Mit Wirkung zum 01.01.2022 wird die Warenkauf-Richtlinie (EU) 2019/771 des Europäischen Parlaments und des Rates vom 20. Mai 2019 über bestimmte vertragsrechtliche Aspekte des Warenkaufs umgesetzt und auf diese Weise das Kaufgewährleistungsrecht in Europa weiter vereinheitlicht. Zur Umsetzung der Richtlinie werden die §§ 434 ff. BGB geändert. Insoweit müssen Vertragsmuster und Allgemeine Geschäftsbedingungen von Verkäufern geprüft und ggf. aktualisiert werden. Die Änderungen sollen insbesondere den grenzüberschreitenden elektronischen Handel fördern. Darüber hinaus wird die Position des Verbrauchers gegenüber dem Unternehmer gestärkt. Auch wenn die Richtlinie grundsätzlich Verbraucherverträge erfasst, hat sich der deutsche Gesetzgeber in Bezug auf den neuen Mangelbegriff für eine umfassende Änderung entschieden, so dass insoweit auch Verträge, bei denen Käufer und Verkäufer Unternehmer („B2B“) oder beide Seiten Verbraucher („C2C“) sind, erfasst werden.

Neuer Sachmangelbegriff
Mit der Umsetzung der Richtlinie wird der Sachmangelbegriff grundlegend neu gefasst. Neu ist, dass eine Sache nur noch frei von einem Sachmangel ist, wenn sie sowohl den subjektiven als auch den objektiven Anforderungen entspricht. Nach der alten Regelung des § 434 Abs. 1 S. 2 BGB wurde der Beschaffenheitsvereinbarung ein Vorrang gegenüber objektiven Kriterien eingeräumt (Vorrang des subjektiven Fehlerbegriffs). Dies kann dazu führen, dass Sachen, die nach der alten Rechtslage noch mangelfrei waren, nach der neuen Rechtslage mangelhaft sein können. 

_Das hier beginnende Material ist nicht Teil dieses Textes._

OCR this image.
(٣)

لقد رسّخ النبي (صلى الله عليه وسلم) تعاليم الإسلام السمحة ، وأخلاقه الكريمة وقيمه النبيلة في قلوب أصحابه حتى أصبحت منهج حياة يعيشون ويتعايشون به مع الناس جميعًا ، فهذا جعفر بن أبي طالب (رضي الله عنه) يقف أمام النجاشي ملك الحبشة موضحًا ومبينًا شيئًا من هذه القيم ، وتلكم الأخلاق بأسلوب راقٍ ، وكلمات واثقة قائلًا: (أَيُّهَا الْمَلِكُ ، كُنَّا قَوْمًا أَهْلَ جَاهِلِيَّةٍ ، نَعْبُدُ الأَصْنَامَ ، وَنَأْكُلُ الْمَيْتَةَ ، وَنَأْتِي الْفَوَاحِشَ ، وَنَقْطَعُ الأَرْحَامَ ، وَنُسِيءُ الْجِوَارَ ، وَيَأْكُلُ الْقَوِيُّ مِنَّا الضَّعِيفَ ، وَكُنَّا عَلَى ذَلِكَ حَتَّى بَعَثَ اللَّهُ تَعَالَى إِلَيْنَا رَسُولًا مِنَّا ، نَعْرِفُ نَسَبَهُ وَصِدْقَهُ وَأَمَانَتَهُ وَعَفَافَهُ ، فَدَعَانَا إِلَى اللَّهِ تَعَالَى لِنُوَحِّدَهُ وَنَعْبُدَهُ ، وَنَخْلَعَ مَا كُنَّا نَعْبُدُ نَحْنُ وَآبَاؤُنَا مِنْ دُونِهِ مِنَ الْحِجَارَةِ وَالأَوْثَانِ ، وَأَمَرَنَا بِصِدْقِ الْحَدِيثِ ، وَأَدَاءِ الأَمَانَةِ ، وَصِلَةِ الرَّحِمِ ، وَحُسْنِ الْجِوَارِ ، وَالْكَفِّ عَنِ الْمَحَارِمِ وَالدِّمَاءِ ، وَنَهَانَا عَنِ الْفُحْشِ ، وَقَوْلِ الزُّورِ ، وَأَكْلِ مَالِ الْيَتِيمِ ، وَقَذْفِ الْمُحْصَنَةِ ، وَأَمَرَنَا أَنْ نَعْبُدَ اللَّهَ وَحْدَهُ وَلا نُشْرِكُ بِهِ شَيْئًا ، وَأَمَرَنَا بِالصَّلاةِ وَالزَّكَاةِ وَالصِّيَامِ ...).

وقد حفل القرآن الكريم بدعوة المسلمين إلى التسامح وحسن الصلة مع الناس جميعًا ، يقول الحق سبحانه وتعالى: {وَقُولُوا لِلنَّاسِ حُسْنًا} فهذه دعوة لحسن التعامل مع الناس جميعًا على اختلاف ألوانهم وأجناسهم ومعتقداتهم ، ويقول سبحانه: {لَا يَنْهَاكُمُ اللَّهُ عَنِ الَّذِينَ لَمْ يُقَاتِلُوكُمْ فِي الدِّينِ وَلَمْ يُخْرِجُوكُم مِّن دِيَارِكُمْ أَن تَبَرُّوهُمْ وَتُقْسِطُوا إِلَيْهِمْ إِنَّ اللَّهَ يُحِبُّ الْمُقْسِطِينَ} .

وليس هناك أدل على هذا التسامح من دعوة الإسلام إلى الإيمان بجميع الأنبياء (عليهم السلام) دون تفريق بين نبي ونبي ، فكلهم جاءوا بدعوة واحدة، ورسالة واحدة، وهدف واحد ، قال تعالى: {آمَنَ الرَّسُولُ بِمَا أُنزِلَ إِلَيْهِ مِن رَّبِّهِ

Neuregelungen beim Verbrauchsgüterkauf

Kauf einer Ware mit digitalen Elementen
§ 475b BGB enthält ergänzende Regelungen für Kaufverträge über Waren mit sog. digitalen Elementen. Damit sind Waren gemeint, die ein digitales Produkt benötigen, um ihre Funktionen erfüllen zu können (Legaldefinition in § 327a Abs. 3 S. 1 BGB n.F.). Dies kannz.B. ein Mähroboter, der sich über die Smartphone-App steuern lässt, ein sprachgesteuerter Lautsprecher oder ein Smart-TV. Insoweit gelten die neuen §§ 475b bis 475e BGB. So bestimmt etwa § 475b Abs. 3 BGB, dass die Mangelfreiheit einer solchen Sache nur vorliegt, wenn die vereinbarten Aktualisierungen für digitale Elemente bereitgestellt werden. Demgemäß trifft den Verkäufer eine Updateverpflichtung hinsichtlich digitaler Inhalte, die zur Aufrechterhaltung der Funktionsfähigkeit erforderlich sind. Aber auch Sicherheitsupdates, welche vor dem Zugriff Dritter auf Daten des Käufers schützen, sind von der Aktualisierungspflicht umfasst. Funktionserweiternde Updates hat der Unternehmer demgegenüber nicht zu liefern. 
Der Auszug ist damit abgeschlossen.